Conservation efforts at the national and global scale are increasingly considering climate change, and with good reason. Extreme weather events – increased incidence or prolonged periods of drought, cold, heat, or heavy rainfall – are impacting traditional ways of life around the world with greater regularity.
While we often think of the Adirondacks as being a protected haven in the Northeast, those who’ve lived here or visited for years know that we are not immune to a changing climate.
While our federal, state and local officials, environmental leaders, and climate scientists continue to search for solutions and implement plans to help us adapt to the effects of climate change, land conservation is recognized as a steadfast means of ensuring our natural systems and the communities they support will continue to thrive. The key is resiliency.

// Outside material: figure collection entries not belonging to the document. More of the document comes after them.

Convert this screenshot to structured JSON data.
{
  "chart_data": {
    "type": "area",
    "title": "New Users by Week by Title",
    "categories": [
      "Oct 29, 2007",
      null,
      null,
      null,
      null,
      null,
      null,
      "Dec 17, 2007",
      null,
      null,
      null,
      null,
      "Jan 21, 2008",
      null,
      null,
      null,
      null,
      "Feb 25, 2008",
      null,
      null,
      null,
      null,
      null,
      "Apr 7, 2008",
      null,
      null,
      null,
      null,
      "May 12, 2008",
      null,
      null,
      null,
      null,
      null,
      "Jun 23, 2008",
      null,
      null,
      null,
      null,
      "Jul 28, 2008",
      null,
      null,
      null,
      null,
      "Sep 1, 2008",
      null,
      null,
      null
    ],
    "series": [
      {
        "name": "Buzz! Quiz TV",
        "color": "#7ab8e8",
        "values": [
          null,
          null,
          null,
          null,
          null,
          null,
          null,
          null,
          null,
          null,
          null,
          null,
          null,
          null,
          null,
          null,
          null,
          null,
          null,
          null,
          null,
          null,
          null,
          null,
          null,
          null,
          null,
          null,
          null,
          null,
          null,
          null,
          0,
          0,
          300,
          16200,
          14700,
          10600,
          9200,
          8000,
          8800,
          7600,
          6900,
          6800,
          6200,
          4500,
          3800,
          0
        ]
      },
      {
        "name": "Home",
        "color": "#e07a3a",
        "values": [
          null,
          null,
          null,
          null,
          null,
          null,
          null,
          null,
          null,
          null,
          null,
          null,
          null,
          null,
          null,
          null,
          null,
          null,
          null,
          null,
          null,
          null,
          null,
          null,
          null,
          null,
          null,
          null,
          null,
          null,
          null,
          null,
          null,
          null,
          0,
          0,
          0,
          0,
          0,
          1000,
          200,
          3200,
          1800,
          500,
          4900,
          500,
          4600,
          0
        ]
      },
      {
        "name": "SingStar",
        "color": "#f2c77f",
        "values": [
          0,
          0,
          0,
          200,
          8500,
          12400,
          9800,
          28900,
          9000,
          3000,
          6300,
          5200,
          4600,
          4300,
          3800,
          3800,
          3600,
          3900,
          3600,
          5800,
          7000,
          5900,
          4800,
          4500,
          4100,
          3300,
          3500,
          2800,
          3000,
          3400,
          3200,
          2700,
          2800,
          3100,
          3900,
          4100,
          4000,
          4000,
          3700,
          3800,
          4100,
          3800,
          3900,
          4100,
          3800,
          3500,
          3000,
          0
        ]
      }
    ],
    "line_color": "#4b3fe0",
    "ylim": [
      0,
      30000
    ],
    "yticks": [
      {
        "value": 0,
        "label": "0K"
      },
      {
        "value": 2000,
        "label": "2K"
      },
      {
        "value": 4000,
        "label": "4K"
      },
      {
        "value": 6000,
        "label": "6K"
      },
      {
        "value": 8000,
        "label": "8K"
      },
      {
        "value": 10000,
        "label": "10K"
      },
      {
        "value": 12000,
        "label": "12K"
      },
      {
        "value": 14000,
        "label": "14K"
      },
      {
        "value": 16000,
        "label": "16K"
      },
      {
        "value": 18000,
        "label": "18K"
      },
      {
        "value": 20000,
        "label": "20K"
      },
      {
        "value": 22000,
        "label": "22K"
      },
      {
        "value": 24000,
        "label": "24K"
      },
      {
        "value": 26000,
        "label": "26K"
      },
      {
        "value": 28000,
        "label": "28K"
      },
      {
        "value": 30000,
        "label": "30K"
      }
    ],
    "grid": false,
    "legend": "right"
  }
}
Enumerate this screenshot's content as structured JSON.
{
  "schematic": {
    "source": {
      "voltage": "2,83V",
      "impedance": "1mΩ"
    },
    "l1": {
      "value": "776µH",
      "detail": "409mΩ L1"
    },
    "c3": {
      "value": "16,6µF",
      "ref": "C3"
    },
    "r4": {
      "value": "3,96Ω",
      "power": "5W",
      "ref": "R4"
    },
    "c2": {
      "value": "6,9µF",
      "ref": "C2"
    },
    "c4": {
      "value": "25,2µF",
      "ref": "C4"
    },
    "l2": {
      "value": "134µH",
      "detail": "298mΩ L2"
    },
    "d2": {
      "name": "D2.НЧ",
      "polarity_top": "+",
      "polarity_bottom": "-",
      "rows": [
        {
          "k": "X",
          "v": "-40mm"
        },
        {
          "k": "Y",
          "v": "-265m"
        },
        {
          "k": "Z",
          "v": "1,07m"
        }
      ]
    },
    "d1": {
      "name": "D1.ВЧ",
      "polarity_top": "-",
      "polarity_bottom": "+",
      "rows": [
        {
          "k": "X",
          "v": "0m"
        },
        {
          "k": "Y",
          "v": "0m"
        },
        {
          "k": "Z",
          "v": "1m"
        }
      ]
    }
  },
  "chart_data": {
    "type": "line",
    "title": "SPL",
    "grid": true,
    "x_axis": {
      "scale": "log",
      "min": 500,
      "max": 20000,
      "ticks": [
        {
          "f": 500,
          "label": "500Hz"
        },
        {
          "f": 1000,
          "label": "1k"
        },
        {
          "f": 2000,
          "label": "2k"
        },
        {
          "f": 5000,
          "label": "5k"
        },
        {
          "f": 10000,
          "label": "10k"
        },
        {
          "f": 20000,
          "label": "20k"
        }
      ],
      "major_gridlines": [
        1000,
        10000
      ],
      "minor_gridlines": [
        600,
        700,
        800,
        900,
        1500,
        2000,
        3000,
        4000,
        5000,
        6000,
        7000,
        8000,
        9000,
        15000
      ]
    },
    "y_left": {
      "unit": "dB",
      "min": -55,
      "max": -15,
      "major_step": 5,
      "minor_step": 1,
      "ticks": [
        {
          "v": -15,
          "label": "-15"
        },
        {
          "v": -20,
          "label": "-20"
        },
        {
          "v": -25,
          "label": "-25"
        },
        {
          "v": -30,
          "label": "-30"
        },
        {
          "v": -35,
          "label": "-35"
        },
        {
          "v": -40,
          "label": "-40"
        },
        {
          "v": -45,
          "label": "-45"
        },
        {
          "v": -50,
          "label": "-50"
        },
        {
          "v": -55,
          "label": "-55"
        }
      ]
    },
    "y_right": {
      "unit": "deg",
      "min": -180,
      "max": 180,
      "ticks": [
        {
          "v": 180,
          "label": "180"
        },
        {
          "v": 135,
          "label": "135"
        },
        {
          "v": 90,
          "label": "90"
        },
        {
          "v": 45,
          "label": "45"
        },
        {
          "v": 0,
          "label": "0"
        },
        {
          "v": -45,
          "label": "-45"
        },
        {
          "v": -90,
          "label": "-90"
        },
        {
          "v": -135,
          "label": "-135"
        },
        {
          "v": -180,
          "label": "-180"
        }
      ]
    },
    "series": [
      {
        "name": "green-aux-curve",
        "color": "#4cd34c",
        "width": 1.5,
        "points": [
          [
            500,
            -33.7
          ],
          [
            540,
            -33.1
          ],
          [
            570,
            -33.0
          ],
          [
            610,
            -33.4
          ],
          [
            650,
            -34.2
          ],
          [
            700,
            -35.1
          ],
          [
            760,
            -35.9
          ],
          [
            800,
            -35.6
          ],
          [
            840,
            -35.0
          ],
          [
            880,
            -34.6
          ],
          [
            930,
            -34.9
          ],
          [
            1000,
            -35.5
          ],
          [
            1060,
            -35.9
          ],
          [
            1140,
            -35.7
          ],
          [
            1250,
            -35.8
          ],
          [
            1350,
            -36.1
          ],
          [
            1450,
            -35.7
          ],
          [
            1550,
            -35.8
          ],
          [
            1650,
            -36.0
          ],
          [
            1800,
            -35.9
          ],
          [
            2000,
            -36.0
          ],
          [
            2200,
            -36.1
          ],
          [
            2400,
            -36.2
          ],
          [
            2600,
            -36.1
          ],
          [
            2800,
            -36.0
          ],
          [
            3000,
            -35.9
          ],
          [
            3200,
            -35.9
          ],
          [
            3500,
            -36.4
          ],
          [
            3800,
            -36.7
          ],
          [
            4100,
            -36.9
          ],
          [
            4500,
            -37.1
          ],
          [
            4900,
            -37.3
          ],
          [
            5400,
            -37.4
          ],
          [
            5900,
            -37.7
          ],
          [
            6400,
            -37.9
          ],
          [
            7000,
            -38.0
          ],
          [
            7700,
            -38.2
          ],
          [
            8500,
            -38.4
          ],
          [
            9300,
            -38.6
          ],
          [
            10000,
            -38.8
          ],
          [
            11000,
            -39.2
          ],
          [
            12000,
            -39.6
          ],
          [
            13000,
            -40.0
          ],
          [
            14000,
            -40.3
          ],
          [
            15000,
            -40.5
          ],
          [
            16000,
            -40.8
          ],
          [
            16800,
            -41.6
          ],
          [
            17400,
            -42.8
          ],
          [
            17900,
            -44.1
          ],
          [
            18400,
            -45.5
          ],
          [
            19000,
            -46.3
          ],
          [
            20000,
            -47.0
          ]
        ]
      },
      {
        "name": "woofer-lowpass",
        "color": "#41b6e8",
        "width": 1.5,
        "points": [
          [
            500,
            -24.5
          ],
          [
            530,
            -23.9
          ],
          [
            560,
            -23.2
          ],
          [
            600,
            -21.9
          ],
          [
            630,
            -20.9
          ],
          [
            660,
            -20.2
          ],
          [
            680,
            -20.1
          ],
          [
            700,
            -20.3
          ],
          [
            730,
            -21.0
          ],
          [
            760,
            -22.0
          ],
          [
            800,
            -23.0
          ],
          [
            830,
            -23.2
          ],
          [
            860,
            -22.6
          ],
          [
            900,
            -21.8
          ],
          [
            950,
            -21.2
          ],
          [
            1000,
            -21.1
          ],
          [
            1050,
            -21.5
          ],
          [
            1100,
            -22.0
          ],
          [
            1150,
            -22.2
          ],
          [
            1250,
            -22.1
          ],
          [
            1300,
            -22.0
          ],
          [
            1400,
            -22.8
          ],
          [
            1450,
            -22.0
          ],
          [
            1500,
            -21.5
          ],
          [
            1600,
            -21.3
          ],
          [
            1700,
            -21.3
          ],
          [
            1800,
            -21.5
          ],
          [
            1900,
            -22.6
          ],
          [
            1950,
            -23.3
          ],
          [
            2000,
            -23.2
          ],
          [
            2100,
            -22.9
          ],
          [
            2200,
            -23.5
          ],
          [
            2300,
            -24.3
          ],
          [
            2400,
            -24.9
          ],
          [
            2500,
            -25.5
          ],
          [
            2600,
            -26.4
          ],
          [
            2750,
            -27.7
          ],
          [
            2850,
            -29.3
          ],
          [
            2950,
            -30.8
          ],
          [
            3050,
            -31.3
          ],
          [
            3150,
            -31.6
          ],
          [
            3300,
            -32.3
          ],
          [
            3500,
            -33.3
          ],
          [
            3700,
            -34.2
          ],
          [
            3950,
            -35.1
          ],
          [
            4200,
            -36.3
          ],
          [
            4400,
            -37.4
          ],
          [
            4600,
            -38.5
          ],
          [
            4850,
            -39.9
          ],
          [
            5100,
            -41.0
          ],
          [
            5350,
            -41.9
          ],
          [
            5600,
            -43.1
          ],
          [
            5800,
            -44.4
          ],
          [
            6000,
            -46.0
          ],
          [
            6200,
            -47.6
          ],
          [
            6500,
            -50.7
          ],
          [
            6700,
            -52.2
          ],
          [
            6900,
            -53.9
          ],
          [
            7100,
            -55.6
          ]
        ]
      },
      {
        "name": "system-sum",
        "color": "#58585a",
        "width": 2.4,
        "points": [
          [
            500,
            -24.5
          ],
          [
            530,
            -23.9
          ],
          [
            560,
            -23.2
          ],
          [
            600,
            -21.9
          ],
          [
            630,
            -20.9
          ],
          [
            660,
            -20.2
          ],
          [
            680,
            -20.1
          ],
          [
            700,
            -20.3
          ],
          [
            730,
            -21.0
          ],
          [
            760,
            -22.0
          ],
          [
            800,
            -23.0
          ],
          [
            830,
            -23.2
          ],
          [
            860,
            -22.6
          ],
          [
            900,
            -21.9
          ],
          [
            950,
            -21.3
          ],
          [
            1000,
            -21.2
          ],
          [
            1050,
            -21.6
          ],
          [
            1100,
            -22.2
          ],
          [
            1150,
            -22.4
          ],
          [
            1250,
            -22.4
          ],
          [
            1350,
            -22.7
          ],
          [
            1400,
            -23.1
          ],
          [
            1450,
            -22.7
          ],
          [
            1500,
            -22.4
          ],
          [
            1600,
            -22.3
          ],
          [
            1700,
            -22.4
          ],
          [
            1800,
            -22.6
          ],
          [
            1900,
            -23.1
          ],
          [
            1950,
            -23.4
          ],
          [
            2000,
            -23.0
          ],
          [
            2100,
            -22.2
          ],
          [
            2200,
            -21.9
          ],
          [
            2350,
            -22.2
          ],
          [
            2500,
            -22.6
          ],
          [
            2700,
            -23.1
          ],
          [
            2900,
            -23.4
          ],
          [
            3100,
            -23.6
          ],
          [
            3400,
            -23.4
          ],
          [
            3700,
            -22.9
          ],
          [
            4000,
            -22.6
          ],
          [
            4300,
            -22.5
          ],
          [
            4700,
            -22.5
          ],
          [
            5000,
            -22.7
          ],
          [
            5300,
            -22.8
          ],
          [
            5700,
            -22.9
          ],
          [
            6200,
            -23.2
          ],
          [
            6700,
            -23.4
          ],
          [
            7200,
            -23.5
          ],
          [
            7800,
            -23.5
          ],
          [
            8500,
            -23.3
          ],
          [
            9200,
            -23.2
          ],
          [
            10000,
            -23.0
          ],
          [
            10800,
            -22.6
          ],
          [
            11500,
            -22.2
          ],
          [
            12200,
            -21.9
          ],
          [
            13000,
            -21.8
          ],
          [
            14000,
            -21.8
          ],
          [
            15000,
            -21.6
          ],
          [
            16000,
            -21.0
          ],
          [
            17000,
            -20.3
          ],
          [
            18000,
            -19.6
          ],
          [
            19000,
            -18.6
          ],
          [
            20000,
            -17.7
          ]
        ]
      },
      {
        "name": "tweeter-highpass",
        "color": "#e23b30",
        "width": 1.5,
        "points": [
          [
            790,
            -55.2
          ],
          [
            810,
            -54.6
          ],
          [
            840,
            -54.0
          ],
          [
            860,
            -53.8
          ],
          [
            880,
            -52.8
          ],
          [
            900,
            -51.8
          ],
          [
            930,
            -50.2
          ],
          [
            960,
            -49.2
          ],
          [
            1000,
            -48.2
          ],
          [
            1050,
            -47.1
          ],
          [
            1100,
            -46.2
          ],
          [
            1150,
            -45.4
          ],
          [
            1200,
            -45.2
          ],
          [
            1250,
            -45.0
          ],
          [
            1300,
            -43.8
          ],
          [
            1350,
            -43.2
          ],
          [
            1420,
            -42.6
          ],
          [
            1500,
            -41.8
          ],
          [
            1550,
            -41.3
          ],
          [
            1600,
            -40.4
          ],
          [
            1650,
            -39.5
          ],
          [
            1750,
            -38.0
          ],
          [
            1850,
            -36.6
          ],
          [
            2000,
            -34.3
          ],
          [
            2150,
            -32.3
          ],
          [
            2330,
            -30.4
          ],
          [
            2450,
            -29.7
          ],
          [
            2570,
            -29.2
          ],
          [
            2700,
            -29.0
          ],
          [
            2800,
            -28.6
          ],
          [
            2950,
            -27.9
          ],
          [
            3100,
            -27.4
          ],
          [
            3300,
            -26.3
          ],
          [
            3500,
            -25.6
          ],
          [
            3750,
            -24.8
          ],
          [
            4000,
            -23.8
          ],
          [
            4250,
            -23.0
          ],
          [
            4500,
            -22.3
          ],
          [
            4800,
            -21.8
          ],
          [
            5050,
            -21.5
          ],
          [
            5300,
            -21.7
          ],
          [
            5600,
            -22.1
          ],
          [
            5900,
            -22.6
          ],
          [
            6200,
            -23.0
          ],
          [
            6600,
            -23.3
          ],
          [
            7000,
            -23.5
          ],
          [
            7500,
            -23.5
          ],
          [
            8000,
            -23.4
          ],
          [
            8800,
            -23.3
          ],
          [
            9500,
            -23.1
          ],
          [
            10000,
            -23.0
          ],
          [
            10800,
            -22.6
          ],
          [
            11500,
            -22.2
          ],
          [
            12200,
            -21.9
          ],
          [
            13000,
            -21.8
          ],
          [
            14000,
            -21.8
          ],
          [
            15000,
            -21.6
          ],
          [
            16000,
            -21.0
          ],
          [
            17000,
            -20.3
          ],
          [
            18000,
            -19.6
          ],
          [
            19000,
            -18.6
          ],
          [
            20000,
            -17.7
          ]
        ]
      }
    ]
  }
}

Very few places are immune to damage and truly resistant to the impacts of environmental stressors. This makes identifying lands that are more resilient to climate change, especially here in the Adirondacks, so important. Resilient lands tend to host a diversity of plants and animals and contain a variety of features, like mountains, valleys and rivers. A diverse landscape is better able to cope with stressors of a changing climate and recover more quickly after an extreme weather event, thereby creating greater protections for wildlife and humans alike.
It is important to factor resiliency into land conservation strategies in the Adirondack Park particularly because of our diverse topography and unique mixture of lands held in public and private ownership. Through private land conservation efforts, we have the capacity to build the Park’s resiliency by identifying and protecting areas with varying degrees of diversity and creating linkages with larger tracts of the Forest Preserve. From geology to elevation, protecting diverse landscapes ensures that we protect the broadest set of habitats and increases the chances that plants and animals can adapt to climate change.